陽光に満ちた、うららかな午後であった。
白玉楼の縁側に、主人と庭師が並んで座っている。
「いい天気ですね、幽々子様」
庭師が口を開いた。
「そうね、妖夢」
主人も口を開いた。
「幽々子様、一つお尋ねしても宜しいでしょうか?」
「ええ、構わないわ」
「では――」
庭師は居住まいを正し、聞いた。
「何故、幽々子様は幽霊の身でありながら、健啖なのでしょうか――」
主人は顔に笑みを浮かべ、庭師から視線を外した。
「例えば、妖夢、あそこに松があるでしょう――」
主人が指し示した先には、一本の立派な松があった。
「あの松は、食事をするかしら? それともしないかしら?」
「――――」
ついに主人は呆けてしまったか。
そう思った庭師は、その不遜な考えを慌てて脳内から追い払った。
「しない、と思います。
食事をする植物は、もはや植物ではなく、物の怪でしょう――」
庭師の答えに、主人はまたも笑みを返した。
「では妖夢、あの松は生きているかしら? 死んでいるかしら?」
「生きています。あの松はまだまだ枯れないでしょうから」
松の面倒を見るのも、庭師の仕事の一つである。
ゆえに、庭師はよどみなく答えた。
「ならば妖夢、あの松はどうやって生きているのかしら?」
「水と、光と、土中の養分によって生きています」
その程度の知識はある、とばかりに庭師は答えた。
主人は、笑いながら言った。
「ならば妖夢。

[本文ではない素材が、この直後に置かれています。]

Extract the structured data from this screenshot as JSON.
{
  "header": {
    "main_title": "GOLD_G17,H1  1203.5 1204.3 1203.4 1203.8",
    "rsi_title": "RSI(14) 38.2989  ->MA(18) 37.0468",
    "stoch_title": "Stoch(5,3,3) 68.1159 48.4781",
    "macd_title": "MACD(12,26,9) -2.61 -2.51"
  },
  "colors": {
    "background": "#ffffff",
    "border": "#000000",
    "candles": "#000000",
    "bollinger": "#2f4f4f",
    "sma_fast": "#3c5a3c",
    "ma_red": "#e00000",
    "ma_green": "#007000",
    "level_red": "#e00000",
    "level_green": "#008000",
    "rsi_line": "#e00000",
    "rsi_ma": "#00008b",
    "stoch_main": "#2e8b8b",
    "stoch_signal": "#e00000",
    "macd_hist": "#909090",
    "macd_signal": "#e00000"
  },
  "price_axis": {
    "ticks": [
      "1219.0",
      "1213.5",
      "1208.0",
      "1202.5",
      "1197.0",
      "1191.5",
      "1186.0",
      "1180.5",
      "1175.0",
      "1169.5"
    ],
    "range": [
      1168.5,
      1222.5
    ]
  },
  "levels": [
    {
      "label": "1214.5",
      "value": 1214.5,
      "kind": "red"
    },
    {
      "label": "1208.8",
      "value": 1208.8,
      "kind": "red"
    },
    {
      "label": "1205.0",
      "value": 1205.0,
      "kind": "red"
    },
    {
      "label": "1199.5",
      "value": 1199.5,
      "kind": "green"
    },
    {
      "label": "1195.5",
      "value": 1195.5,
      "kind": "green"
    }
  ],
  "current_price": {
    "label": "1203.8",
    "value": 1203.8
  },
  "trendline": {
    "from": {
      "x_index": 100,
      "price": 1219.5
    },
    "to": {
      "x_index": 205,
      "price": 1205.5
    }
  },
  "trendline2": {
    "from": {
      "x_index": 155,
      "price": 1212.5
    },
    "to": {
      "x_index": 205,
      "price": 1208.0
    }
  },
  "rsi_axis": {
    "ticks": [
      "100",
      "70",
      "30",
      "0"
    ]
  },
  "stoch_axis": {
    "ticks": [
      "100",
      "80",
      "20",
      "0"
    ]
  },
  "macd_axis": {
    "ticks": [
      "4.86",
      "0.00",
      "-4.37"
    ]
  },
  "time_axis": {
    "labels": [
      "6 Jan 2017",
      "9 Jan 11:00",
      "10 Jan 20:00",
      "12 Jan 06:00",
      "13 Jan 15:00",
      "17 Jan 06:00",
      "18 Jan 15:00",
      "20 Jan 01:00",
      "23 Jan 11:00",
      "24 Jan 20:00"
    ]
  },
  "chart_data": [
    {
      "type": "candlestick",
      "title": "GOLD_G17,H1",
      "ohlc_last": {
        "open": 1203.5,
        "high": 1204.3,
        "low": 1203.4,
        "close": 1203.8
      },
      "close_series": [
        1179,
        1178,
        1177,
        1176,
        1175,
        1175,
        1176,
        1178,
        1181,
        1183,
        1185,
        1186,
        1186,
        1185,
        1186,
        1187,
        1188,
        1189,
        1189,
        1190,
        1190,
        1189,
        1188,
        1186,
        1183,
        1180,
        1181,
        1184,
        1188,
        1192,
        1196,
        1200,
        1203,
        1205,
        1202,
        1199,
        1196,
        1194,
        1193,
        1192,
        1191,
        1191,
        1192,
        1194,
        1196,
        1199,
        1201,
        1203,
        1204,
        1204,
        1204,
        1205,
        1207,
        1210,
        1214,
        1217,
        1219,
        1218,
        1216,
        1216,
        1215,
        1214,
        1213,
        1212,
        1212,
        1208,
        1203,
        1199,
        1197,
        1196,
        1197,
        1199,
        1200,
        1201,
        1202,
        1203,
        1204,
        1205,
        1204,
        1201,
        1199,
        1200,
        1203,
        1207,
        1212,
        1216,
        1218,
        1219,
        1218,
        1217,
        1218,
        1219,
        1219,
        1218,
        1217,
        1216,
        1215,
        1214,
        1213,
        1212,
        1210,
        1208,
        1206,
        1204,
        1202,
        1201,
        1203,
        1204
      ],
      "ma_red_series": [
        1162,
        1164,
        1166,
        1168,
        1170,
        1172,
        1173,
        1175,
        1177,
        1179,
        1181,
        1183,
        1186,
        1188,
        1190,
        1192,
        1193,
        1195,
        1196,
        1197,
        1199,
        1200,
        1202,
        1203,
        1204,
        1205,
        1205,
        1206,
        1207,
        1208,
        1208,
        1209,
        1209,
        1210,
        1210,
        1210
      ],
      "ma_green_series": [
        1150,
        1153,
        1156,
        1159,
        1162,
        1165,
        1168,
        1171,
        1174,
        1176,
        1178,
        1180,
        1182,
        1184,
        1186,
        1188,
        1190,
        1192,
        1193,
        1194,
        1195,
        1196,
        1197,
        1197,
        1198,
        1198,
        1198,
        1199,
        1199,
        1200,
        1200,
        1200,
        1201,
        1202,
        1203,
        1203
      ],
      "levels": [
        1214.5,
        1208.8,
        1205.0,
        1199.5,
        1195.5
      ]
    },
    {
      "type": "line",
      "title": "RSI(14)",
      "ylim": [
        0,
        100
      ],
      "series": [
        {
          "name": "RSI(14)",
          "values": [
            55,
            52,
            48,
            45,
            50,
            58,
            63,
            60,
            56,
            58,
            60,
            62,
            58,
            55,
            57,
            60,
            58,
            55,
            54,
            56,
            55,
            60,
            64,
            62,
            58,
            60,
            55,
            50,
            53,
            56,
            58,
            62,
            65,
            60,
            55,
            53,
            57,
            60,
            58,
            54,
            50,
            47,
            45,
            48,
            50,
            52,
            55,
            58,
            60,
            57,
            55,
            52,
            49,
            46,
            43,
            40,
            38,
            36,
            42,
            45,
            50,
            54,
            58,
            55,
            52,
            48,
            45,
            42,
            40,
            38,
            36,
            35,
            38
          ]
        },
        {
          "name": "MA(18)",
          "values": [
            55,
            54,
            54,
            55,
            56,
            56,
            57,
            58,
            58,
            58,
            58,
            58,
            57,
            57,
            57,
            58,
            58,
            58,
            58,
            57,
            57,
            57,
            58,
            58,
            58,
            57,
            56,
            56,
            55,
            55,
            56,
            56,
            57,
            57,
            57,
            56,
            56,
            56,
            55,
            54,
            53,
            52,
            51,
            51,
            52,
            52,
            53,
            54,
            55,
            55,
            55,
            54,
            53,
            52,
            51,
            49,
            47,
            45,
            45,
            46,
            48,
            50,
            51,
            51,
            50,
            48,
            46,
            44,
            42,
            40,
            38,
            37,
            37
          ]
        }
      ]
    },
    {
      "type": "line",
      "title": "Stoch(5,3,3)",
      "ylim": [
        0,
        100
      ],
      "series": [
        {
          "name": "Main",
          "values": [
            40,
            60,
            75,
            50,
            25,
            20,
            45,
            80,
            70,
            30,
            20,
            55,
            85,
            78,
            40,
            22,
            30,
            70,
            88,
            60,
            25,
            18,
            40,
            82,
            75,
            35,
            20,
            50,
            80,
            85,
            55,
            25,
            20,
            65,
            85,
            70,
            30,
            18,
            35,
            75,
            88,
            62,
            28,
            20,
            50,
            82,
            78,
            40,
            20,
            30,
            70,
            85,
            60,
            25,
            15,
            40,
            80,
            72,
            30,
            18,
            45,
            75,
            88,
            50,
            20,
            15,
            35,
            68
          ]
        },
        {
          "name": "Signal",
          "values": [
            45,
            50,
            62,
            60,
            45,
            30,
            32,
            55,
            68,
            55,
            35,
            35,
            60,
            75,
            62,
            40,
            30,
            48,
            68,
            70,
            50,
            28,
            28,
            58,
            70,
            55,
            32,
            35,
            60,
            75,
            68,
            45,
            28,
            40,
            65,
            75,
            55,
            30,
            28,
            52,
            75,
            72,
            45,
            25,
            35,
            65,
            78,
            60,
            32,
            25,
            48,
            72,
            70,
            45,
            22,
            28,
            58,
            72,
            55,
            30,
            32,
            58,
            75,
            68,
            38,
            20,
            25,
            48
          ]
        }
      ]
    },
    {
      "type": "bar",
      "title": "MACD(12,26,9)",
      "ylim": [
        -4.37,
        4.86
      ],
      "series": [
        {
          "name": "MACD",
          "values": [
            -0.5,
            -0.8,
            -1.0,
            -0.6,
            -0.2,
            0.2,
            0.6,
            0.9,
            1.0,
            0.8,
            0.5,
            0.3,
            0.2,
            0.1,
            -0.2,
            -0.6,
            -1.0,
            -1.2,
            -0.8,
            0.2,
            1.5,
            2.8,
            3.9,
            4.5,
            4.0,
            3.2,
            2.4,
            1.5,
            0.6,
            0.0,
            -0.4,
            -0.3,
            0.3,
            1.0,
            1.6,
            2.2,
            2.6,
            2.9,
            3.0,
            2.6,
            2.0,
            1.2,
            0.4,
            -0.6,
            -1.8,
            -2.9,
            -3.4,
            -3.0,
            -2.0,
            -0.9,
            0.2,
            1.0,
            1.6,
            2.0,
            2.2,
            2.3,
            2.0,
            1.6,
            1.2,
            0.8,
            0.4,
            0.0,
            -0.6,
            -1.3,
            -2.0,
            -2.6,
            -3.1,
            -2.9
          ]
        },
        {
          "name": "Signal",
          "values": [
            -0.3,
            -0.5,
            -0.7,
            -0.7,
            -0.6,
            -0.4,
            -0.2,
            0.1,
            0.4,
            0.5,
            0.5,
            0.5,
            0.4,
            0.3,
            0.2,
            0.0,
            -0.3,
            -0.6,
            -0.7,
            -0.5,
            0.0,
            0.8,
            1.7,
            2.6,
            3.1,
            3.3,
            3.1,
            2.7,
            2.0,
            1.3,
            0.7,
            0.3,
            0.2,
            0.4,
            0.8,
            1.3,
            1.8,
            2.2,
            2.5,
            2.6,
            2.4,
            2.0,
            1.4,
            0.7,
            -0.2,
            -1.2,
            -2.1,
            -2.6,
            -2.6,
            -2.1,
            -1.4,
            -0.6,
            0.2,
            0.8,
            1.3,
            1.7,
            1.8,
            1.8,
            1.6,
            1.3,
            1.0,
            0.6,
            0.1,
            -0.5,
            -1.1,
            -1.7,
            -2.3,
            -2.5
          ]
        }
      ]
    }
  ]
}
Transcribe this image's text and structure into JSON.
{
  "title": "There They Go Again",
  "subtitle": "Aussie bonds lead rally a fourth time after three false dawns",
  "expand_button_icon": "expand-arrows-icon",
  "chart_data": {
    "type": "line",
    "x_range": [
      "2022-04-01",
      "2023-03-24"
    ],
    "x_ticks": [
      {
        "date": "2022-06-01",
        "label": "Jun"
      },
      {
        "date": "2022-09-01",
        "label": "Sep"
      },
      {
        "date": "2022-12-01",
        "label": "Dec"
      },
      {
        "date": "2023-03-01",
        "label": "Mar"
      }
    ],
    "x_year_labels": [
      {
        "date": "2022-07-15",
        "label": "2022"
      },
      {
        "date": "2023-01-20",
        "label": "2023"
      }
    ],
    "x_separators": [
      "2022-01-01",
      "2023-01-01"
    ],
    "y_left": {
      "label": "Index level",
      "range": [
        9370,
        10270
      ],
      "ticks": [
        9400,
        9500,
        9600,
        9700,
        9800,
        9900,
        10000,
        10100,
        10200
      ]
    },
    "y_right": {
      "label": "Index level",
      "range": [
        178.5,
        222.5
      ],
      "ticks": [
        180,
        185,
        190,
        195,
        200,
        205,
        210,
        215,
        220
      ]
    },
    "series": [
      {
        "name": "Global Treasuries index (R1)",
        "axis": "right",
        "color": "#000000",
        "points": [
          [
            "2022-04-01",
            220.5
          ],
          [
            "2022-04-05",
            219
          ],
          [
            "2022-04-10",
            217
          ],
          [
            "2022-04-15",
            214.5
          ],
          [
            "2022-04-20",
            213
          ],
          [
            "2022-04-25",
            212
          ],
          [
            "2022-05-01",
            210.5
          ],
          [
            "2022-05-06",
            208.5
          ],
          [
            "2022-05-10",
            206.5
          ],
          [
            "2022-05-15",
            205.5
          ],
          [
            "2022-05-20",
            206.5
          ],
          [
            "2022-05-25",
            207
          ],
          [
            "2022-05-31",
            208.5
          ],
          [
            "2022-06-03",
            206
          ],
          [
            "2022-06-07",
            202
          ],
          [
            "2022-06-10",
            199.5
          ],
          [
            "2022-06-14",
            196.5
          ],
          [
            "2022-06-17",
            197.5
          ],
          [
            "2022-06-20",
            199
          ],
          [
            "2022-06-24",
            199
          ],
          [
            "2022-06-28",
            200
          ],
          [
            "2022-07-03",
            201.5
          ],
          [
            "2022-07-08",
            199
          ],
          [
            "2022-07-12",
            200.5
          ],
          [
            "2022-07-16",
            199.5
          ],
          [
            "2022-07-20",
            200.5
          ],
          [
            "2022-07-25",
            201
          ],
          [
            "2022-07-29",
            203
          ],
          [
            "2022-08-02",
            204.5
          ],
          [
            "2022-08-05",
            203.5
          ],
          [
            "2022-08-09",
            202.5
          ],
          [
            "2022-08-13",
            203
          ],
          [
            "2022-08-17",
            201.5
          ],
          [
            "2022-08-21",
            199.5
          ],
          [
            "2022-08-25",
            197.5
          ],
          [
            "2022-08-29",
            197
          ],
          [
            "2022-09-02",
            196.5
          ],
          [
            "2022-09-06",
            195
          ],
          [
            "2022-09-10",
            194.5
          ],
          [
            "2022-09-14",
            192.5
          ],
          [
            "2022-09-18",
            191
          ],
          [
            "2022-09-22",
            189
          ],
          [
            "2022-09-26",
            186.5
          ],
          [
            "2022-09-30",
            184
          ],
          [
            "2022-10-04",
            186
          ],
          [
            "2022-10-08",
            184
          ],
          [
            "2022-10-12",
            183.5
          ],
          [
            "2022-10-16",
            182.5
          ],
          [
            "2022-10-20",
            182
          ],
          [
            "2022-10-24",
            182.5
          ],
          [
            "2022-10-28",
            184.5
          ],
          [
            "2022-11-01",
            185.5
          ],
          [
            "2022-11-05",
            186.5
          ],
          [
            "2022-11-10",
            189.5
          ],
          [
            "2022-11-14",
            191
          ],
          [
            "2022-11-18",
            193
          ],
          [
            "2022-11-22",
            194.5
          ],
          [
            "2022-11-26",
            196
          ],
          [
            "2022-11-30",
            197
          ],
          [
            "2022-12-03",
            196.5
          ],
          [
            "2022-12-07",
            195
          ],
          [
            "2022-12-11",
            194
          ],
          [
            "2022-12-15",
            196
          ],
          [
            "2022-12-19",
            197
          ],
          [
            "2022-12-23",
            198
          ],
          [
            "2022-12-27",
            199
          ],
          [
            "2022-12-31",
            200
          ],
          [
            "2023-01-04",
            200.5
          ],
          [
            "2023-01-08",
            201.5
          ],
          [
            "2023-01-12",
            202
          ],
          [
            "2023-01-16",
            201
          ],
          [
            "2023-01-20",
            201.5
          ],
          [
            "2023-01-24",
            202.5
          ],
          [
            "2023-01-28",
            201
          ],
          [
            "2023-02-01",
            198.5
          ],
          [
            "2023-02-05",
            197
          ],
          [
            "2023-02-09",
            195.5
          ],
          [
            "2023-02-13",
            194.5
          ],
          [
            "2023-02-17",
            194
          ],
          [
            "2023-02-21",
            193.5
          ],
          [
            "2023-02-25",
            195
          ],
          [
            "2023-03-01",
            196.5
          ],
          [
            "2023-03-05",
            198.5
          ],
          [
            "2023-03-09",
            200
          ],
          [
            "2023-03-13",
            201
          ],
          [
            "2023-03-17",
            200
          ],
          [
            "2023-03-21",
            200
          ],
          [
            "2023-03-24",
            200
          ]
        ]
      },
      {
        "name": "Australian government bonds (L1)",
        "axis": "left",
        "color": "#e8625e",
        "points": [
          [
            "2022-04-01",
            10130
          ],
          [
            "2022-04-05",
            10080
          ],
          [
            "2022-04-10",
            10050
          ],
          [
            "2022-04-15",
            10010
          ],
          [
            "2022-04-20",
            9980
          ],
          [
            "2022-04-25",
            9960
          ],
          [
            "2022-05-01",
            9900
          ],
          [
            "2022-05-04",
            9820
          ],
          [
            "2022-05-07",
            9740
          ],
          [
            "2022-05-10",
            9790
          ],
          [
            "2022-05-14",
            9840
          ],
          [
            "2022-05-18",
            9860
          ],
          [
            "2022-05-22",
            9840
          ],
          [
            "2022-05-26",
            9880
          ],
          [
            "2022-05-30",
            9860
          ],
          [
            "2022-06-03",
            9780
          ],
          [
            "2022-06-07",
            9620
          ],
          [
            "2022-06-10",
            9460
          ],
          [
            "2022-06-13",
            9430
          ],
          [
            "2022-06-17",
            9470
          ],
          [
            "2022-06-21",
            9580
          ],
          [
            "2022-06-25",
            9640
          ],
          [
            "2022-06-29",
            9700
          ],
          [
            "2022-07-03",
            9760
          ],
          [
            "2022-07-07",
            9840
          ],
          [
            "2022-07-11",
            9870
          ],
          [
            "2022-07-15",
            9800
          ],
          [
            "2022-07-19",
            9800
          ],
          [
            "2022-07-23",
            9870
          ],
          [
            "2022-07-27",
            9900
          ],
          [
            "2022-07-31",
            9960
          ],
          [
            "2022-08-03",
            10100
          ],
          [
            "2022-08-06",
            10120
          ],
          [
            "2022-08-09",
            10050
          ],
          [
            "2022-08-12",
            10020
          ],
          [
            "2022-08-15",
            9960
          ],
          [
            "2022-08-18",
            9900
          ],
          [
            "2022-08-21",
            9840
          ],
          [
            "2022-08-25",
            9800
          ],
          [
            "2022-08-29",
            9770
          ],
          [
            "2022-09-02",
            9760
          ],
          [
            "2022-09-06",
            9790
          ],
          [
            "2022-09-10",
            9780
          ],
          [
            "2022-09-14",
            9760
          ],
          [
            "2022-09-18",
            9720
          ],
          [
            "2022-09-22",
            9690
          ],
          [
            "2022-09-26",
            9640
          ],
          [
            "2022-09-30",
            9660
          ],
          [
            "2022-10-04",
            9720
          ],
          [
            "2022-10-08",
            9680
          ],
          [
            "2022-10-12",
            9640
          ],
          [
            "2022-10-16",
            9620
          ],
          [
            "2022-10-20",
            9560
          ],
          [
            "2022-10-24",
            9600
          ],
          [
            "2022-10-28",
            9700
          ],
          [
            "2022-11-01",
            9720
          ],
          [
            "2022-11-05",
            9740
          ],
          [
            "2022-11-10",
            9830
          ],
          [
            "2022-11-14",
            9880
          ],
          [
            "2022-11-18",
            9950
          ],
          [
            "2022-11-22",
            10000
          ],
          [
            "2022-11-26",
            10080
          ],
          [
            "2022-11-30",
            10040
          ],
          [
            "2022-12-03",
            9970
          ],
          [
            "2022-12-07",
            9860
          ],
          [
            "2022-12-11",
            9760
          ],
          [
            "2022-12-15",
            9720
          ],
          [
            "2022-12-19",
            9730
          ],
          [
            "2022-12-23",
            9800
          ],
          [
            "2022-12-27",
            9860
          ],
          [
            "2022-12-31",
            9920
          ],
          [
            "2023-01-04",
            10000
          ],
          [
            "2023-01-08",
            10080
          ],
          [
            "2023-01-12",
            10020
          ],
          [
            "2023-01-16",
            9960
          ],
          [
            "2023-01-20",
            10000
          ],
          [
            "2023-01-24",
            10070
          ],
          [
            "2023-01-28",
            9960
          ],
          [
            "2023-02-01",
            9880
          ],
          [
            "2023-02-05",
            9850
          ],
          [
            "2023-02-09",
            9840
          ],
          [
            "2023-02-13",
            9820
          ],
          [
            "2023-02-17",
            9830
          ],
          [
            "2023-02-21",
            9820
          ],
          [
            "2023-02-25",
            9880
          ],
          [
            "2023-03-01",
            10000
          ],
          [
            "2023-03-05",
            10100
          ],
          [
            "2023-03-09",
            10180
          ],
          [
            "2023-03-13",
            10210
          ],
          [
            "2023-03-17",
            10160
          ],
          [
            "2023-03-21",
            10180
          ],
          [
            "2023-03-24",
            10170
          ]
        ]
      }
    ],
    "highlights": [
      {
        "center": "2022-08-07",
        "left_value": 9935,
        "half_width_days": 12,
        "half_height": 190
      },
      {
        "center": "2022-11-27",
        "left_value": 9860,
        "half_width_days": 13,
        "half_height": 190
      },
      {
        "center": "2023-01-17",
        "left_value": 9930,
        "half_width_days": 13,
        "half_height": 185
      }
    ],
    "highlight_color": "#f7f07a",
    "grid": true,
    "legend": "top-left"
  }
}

それらはあの松にとっての食事ではないかしら――」
「――――」
庭師は、否定出来なかった。
そして、主人は言葉を続けた。
「私が食事をするのは、幽霊として生きているからなのよ。
あの松が、植物として生きているのと同じように、ね――」
「――――」
庭師は、言葉を失った。
そして自ら、思考の迷路へと迷い込んでしまった。
一分であろうか、一秒であろうか、一時間であろうか。
悩み続けた庭師は、脇に置いてあったを手に取り、
「ひょうっ」
ひゅんと振り抜かれた刀は『白楼剣』。
人間の迷いを断ち切る刀である。
庭師は刀を鞘に納め、言った。
「幽々子様、私にはよく判りません。
ですが、判らぬままなら判らぬままで良い。そう思いました」
語る庭師の顔は、先ほどよりも晴れやかであった。
それを聞く主人の笑みも、先ほどよりも柔らかであった。
「ところで妖夢、そろそろおやつがたっぷり食べたいわ」
「駄目です」
迷いを断ち切った庭師は、主人の言葉をすぱりと切って捨ててのけた。